E foi mais um natal com todas as tradições, e com ele, um clima que só temos em dezembro, mesmo nos raros dias do ano em que as nuvens escuras tomam o lugar do sol dilacerante, mas não e mesma coisa. Tempo da chuva imprevisível, de sair com roupa de verão e cair uma tempestade, ou o contrário. Tempo de manga, quando podemos andar nos bairros mais tradicionais de Macapá e espocar frutinhas verdes no chão, correr o risco de uma madura cair na cabeça, e ver os vendedores com as varas cutucando as árvores.
Lembro dos antigos natais, quando o dinheiro era pouco pra ganhar todos os presentes e papai noel marcava presença grudado na parede, em papel laminado, com barba de algodão e estáticos olhos azuis. Era costume criar um porco no quintal, alimentá-lo com restos de refeições e na véspera de Cristo nascer, ter que tampar os ouvidos para não ouvir os gritos do bicho na hora do abate. Depois só víamos o suíno quando era pelado e mais tarde na ceia, com o corpo dourado e a cabeça servindo de tira-gosto, quando o vinho subia para a cabeça. Nada se perdia do coitado.
Nos dezembros antigos, era quando se tirava das caixas as embalagens que só víamos com fartura em dezembro. O leite moça, as cerejas e as compotas há tempos compradas e alvo de cobiças da molecada por meses.

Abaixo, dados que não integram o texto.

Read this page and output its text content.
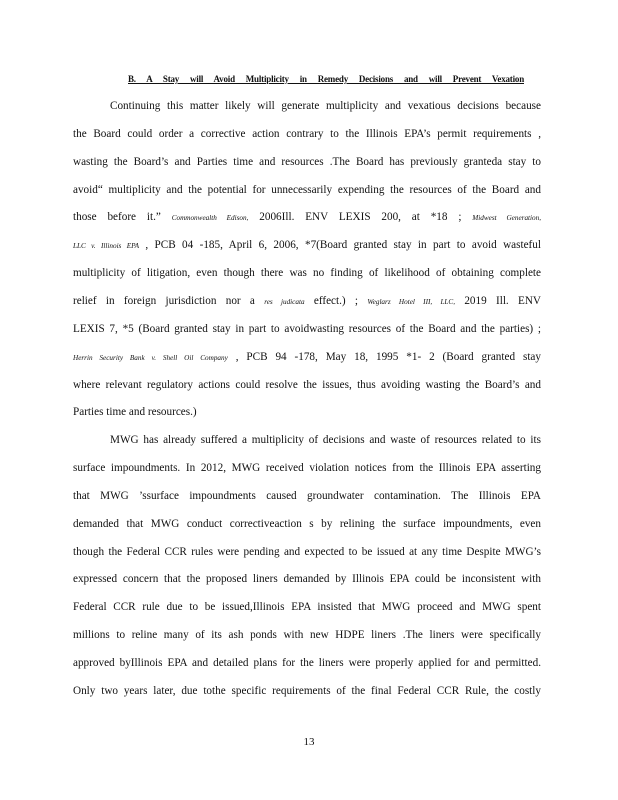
B. A Stay will Avoid Multiplicity in Remedy Decisions and will Prevent Vexation
Continuing this matter likely will generate multiplicity and vexatious decisions because
the Board could order a corrective action contrary to the Illinois EPA’s permit requirements ,
wasting the Board’s and Parties time and resources .The Board has previously granteda stay to
avoid“ multiplicity and the potential for unnecessarily expending the resources of the Board and
those before it.” Commonwealth Edison, 2006Ill. ENV LEXIS 200, at *18 ; Midwest Generation,
LLC v. Illinois EPA , PCB 04 -185, April 6, 2006, *7(Board granted stay in part to avoid wasteful
multiplicity of litigation, even though there was no finding of likelihood of obtaining complete
relief in foreign jurisdiction nor a res judicata effect.) ; Weglarz Hotel III, LLC, 2019 Ill. ENV
LEXIS 7, *5 (Board granted stay in part to avoidwasting resources of the Board and the parties) ;
Herrin Security Bank v. Shell Oil Company , PCB 94 -178, May 18, 1995 *1- 2 (Board granted stay
where relevant regulatory actions could resolve the issues, thus avoiding wasting the Board’s and
Parties time and resources.)
MWG has already suffered a multiplicity of decisions and waste of resources related to its
surface impoundments. In 2012, MWG received violation notices from the Illinois EPA asserting
that MWG ’ssurface impoundments caused groundwater contamination. The Illinois EPA
demanded that MWG conduct correctiveaction s by relining the surface impoundments, even
though the Federal CCR rules were pending and expected to be issued at any time Despite MWG’s
expressed concern that the proposed liners demanded by Illinois EPA could be inconsistent with
Federal CCR rule due to be issued,Illinois EPA insisted that MWG proceed and MWG spent
millions to reline many of its ash ponds with new HDPE liners .The liners were specifically
approved byIllinois EPA and detailed plans for the liners were properly applied for and permitted.
Only two years later, due tothe specific requirements of the final Federal CCR Rule, the costly
13
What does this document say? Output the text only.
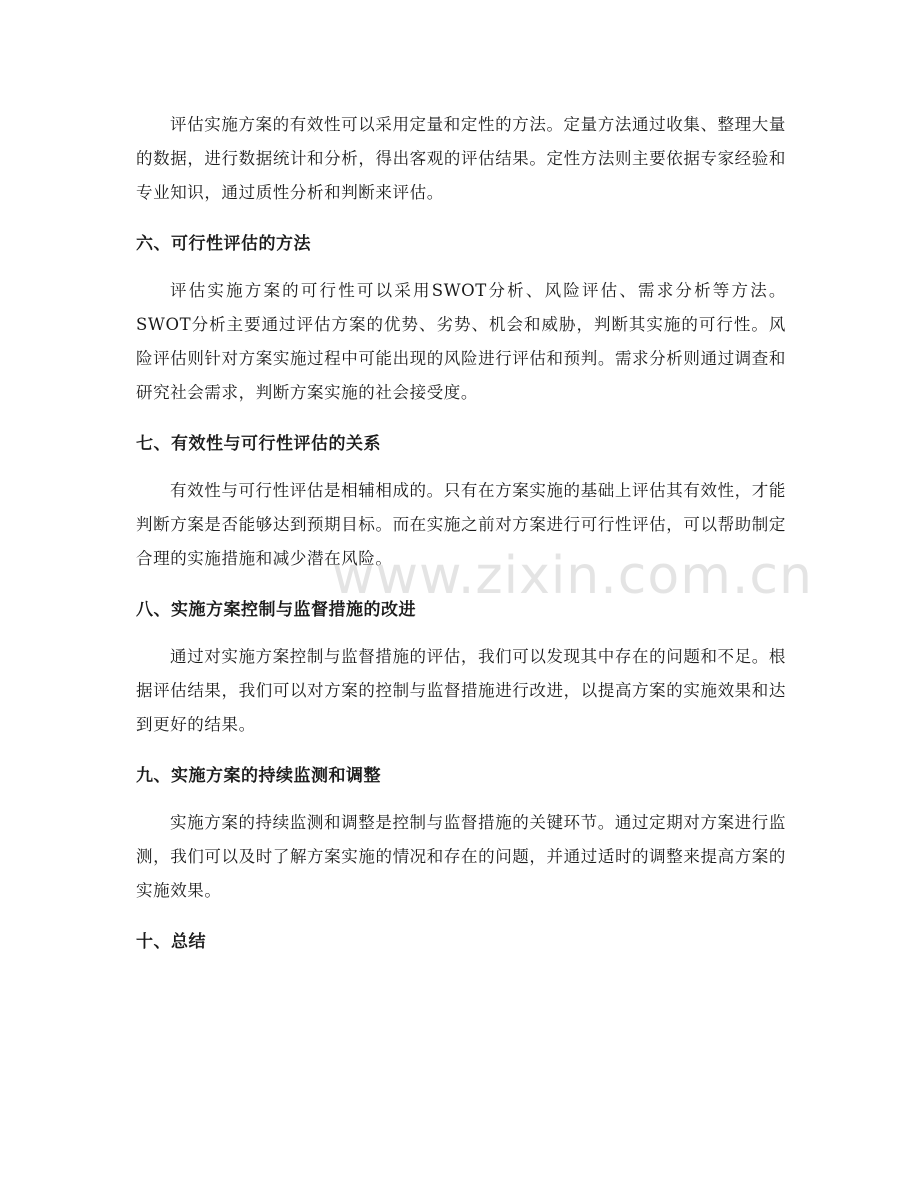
评估实施方案的有效性可以采用定量和定性的方法。定量方法通过收集、整理大量的数据，进行数据统计和分析，得出客观的评估结果。定性方法则主要依据专家经验和专业知识，通过质性分析和判断来评估。

六、可行性评估的方法

评估实施方案的可行性可以采用SWOT分析、风险评估、需求分析等方法。SWOT分析主要通过评估方案的优势、劣势、机会和威胁，判断其实施的可行性。风险评估则针对方案实施过程中可能出现的风险进行评估和预判。需求分析则通过调查和研究社会需求，判断方案实施的社会接受度。

七、有效性与可行性评估的关系

有效性与可行性评估是相辅相成的。只有在方案实施的基础上评估其有效性，才能判断方案是否能够达到预期目标。而在实施之前对方案进行可行性评估，可以帮助制定合理的实施措施和减少潜在风险。

八、实施方案控制与监督措施的改进

通过对实施方案控制与监督措施的评估，我们可以发现其中存在的问题和不足。根据评估结果，我们可以对方案的控制与监督措施进行改进，以提高方案的实施效果和达到更好的结果。

九、实施方案的持续监测和调整

实施方案的持续监测和调整是控制与监督措施的关键环节。通过定期对方案进行监测，我们可以及时了解方案实施的情况和存在的问题，并通过适时的调整来提高方案的实施效果。

十、总结
www.zixin.com.cn
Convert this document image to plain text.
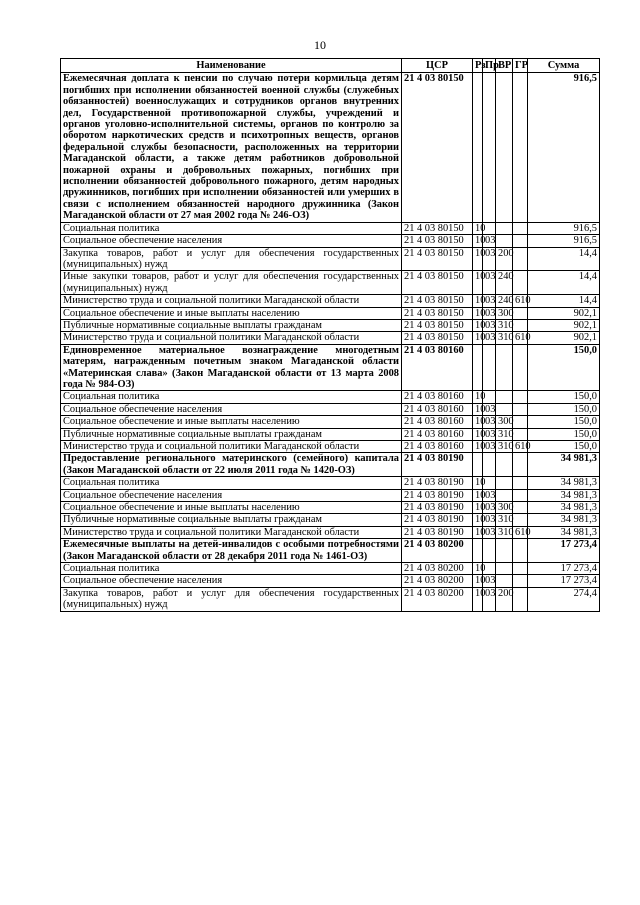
10
Наименование	ЦСР	Рз	Пр	ВР	ГР	Сумма
Ежемесячная доплата к пенсии по случаю потери кормильца детям погибших при исполнении обязанностей военной службы (служебных обязанностей) военнослужащих и сотрудников органов внутренних дел, Государственной противопожарной службы, учреждений и органов уголовно-исполнительной системы, органов по контролю за оборотом наркотических средств и психотропных веществ, органов федеральной службы безопасности, расположенных на территории Магаданской области, а также детям работников добровольной пожарной охраны и добровольных пожарных, погибших при исполнении обязанностей добровольного пожарного, детям народных дружинников, погибших при исполнении обязанностей или умерших в связи с исполнением обязанностей народного дружинника (Закон Магаданской области от 27 мая 2002 года № 246-ОЗ)	21 4 03 80150					916,5
Социальная политика	21 4 03 80150	10				916,5
Социальное обеспечение населения	21 4 03 80150	10	03			916,5
Закупка товаров, работ и услуг для обеспечения государственных (муниципальных) нужд	21 4 03 80150	10	03	200		14,4
Иные закупки товаров, работ и услуг для обеспечения государственных (муниципальных) нужд	21 4 03 80150	10	03	240		14,4
Министерство труда и социальной политики Магаданской области	21 4 03 80150	10	03	240	610	14,4
Социальное обеспечение и иные выплаты населению	21 4 03 80150	10	03	300		902,1
Публичные нормативные социальные выплаты гражданам	21 4 03 80150	10	03	310		902,1
Министерство труда и социальной политики Магаданской области	21 4 03 80150	10	03	310	610	902,1
Единовременное материальное вознаграждение многодетным матерям, награжденным почетным знаком Магаданской области «Материнская слава» (Закон Магаданской области от 13 марта 2008 года № 984-ОЗ)	21 4 03 80160					150,0
Социальная политика	21 4 03 80160	10				150,0
Социальное обеспечение населения	21 4 03 80160	10	03			150,0
Социальное обеспечение и иные выплаты населению	21 4 03 80160	10	03	300		150,0
Публичные нормативные социальные выплаты гражданам	21 4 03 80160	10	03	310		150,0
Министерство труда и социальной политики Магаданской области	21 4 03 80160	10	03	310	610	150,0
Предоставление регионального материнского (семейного) капитала (Закон Магаданской области от 22 июля 2011 года № 1420-ОЗ)	21 4 03 80190					34 981,3
Социальная политика	21 4 03 80190	10				34 981,3
Социальное обеспечение населения	21 4 03 80190	10	03			34 981,3
Социальное обеспечение и иные выплаты населению	21 4 03 80190	10	03	300		34 981,3
Публичные нормативные социальные выплаты гражданам	21 4 03 80190	10	03	310		34 981,3
Министерство труда и социальной политики Магаданской области	21 4 03 80190	10	03	310	610	34 981,3
Ежемесячные выплаты на детей-инвалидов с особыми потребностями (Закон Магаданской области от 28 декабря 2011 года № 1461-ОЗ)	21 4 03 80200					17 273,4
Социальная политика	21 4 03 80200	10				17 273,4
Социальное обеспечение населения	21 4 03 80200	10	03			17 273,4
Закупка товаров, работ и услуг для обеспечения государственных (муниципальных) нужд	21 4 03 80200	10	03	200		274,4
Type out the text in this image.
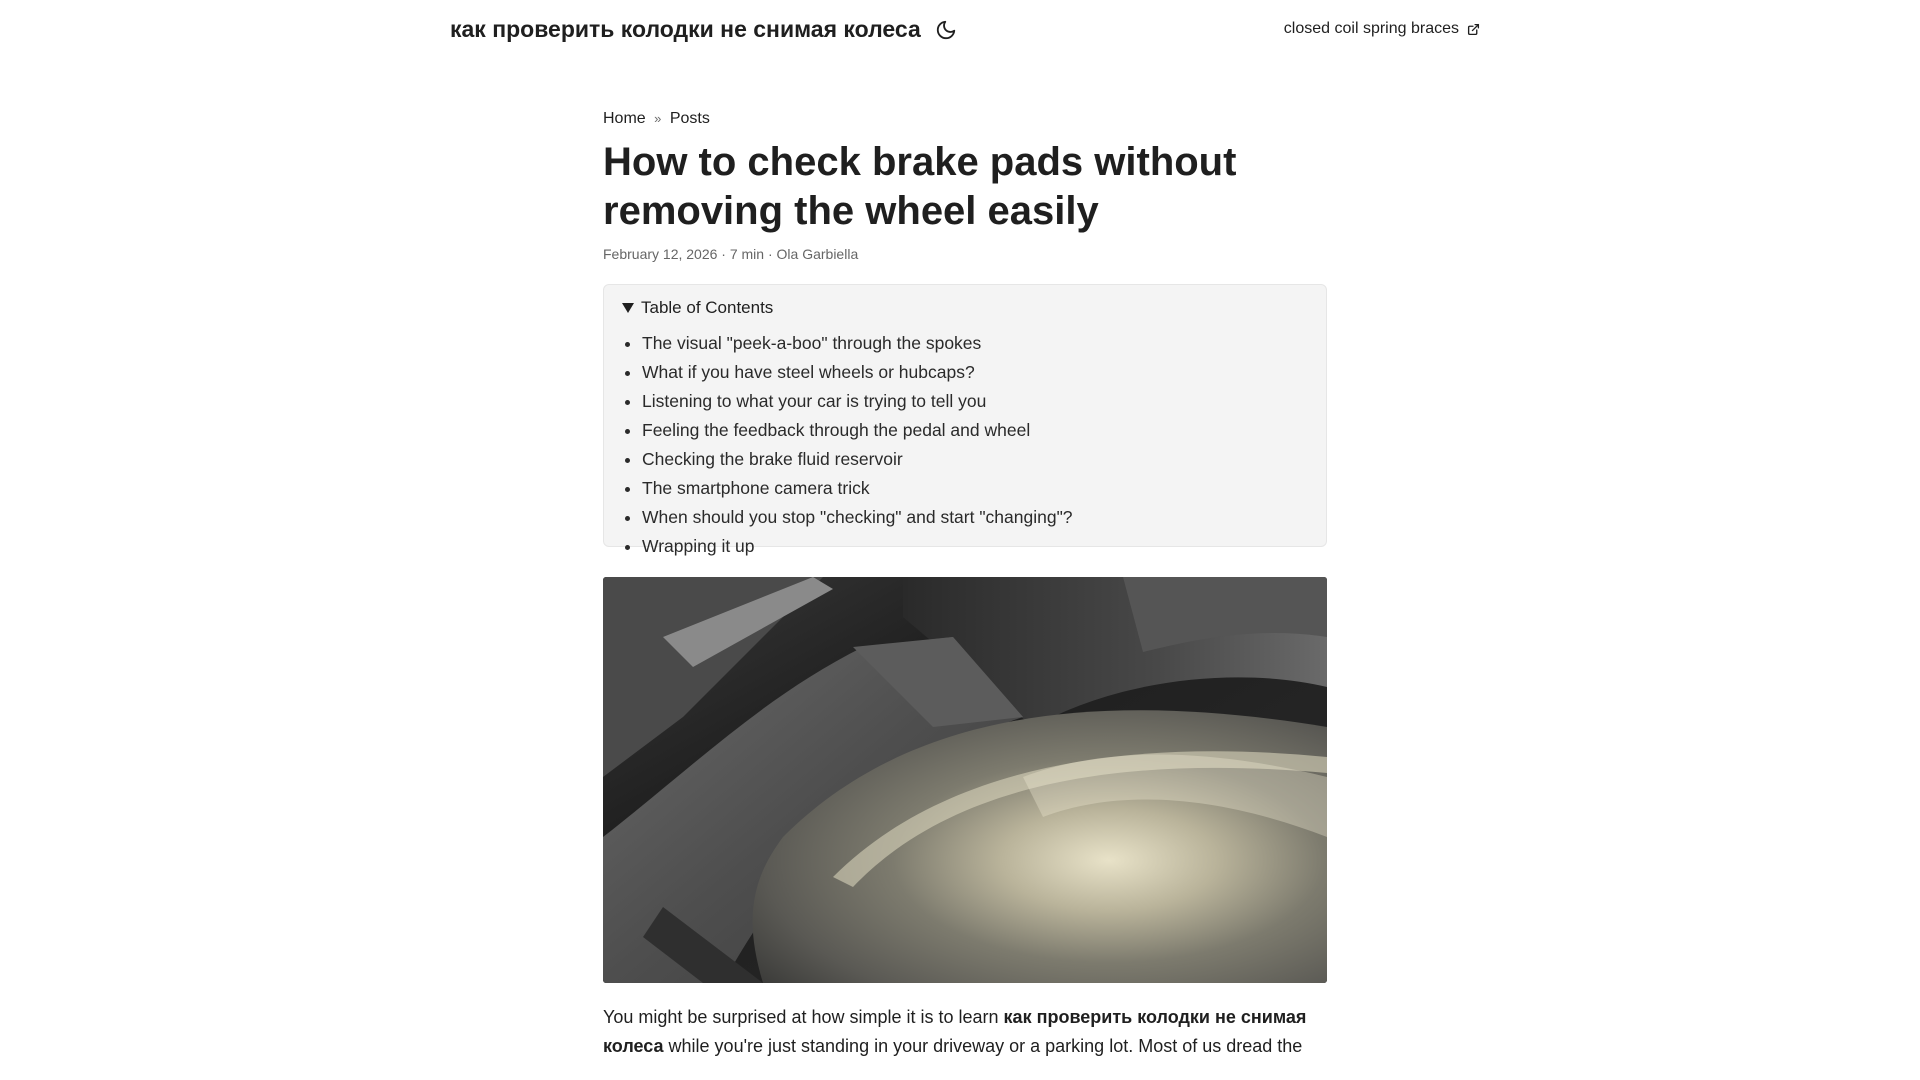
как проверить колодки не снимая колеса	closed coil spring braces
Home » Posts
How to check brake pads without removing the wheel easily
February 12, 2026 · 7 min · Ola Garbiella
Table of Contents
• The visual "peek-a-boo" through the spokes
• What if you have steel wheels or hubcaps?
• Listening to what your car is trying to tell you
• Feeling the feedback through the pedal and wheel
• Checking the brake fluid reservoir
• The smartphone camera trick
• When should you stop "checking" and start "changing"?
• Wrapping it up

You might be surprised at how simple it is to learn как проверить колодки не снимая колеса while you're just standing in your driveway or a parking lot. Most of us dread the
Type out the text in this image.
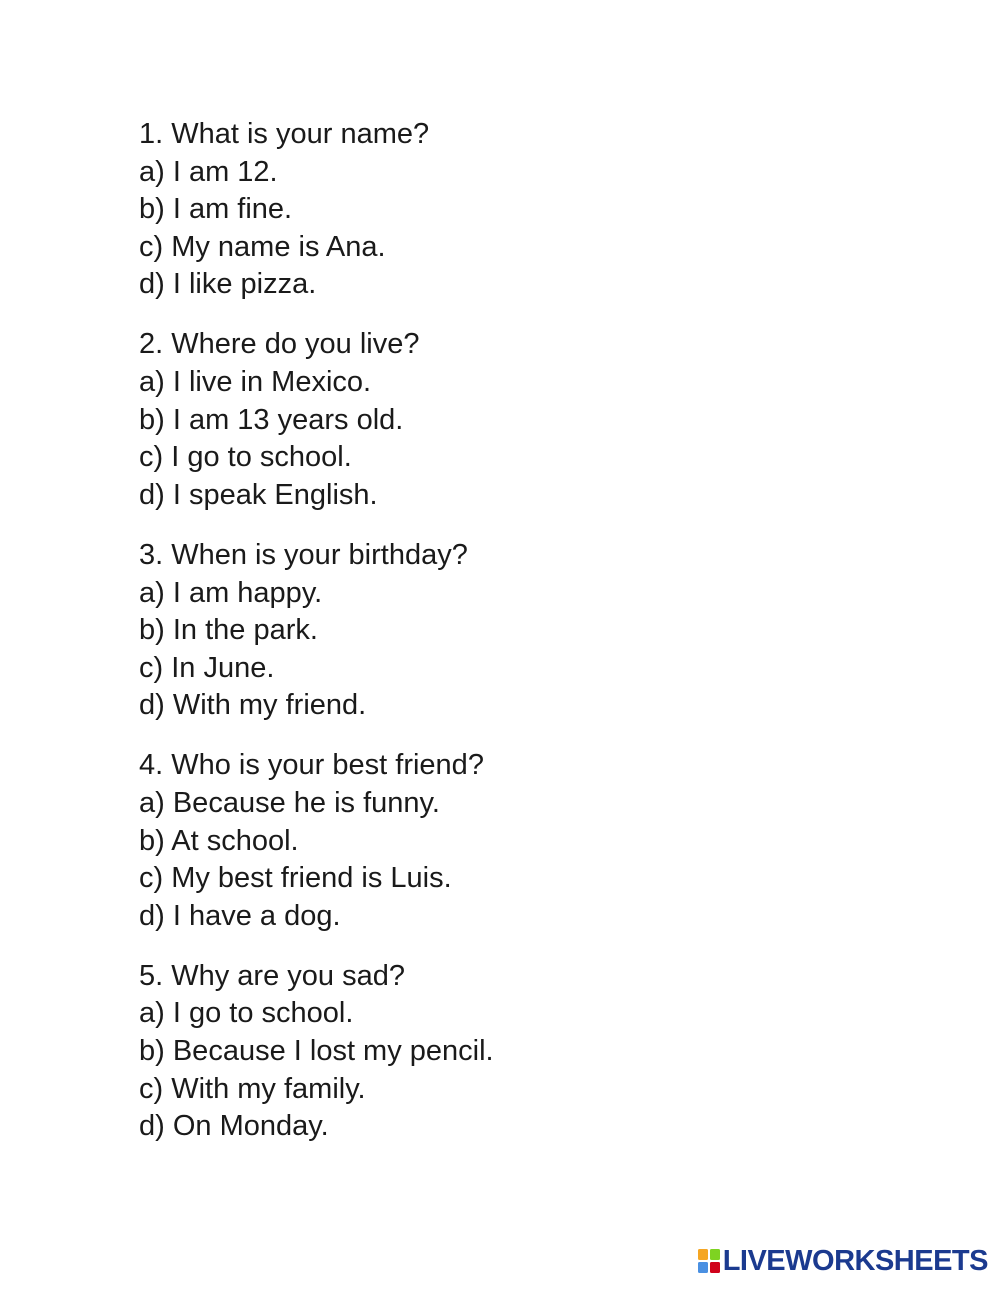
1. What is your name?

a) I am 12.

b) I am fine.

c) My name is Ana.

d) I like pizza.

2. Where do you live?

a) I live in Mexico.

b) I am 13 years old.

c) I go to school.

d) I speak English.

3. When is your birthday?

a) I am happy.

b) In the park.

c) In June.

d) With my friend.

4. Who is your best friend?

a) Because he is funny.

b) At school.

c) My best friend is Luis.

d) I have a dog.

5. Why are you sad?

a) I go to school.

b) Because I lost my pencil.

c) With my family.

d) On Monday.

LIVEWORKSHEETS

Por isso que existem comidas que só têm sentido no natal, nos outros meses come-se, mas não tem o mesmo gosto da infância, sem a chuva, as luzes, e os cheiros da época. Comer panetone ou peru recheado em junho, é como tomar mingau de milho em dezembro, ou ver papai noel em agosto. Uva-passa, frutas cristalizadas, nozes, só têm significado em época natalina, nas outras, só pra tentar matar a saudade, mas o gosto que deixa na boca é de papelão.
Antes em Macapá, as lojas que vendiam pisca-pisca e outros enfeites natalinos eram poucas, e não tinha muita opção. Então papai, que amava o natal, esperava seu fornecedor chegar da Zona Franca de Manaus para despejar em nosso pátio as centenas de quinquilharias importadas que ficariam pendurados até Dia de Reis. Da árvore de natal à guirlanda, tudo vinha do Amazonas, o resto a gente fazia em casa, mesmo. Era o tempo em que se entregava cartões de natal, e as árvores ficavam cheias deles pendurados. "Feliz natal e próspero ano novo, da família tal", "Boas festas", diziam.
No Laguinho, dezembro é esperado com ansiedade. O mês começa com a ressaca do Encontro dos Tambores, uma pausa para arrumar as casas e disputar, sem que haja concurso, pra ver quem enfeita mais e melhor a fachada, do mais humilde ao mais remunerado. Esperamos com ansiedade para ver como vai fluir a imaginação de alguns moradores ao decorar a casa, e enxergamos, com reflexo nos olhos, as centenas de luzes cadenciadas. Alguns exageram e iluminam até o contador de água e a casa do cachorro. Mas não há limite para o único mês em que a cabeça não está preocupada com conta de energia.
Alguns moradores mudaram do bairro, e outros ocupam as casas, mas a magia do bairro permanece. Mesmo com a General Rondon tomada de comércios, continua o clima de quando moravam famílias nascidas aqui, e nas esquinas ainda acontecem os encontros bebemorativos, relembrando histórias e moradores, com as intermináveis e inesquecíveis piadas do Miguelão, Pururuca, Bomba-D'água, Rato, Sacaca, e toda sorte de moradores destinados a nascer ali, na beirada do Poço-do-Mato. É o tempo mais esperado porque tem a festa do Banco da Amizade, quando os moradores que moram longe fazem uma visita, e as divergências políticas, de carnaval e futebol acabam, e o que vale por aqui é confraternizar e esperar chegar o carnaval, pro ano poder começar.
Mariléia Maciel
*Só vi o texto hoje no meu e-mail e gostei muito, por isso ele foi publicado atrasado.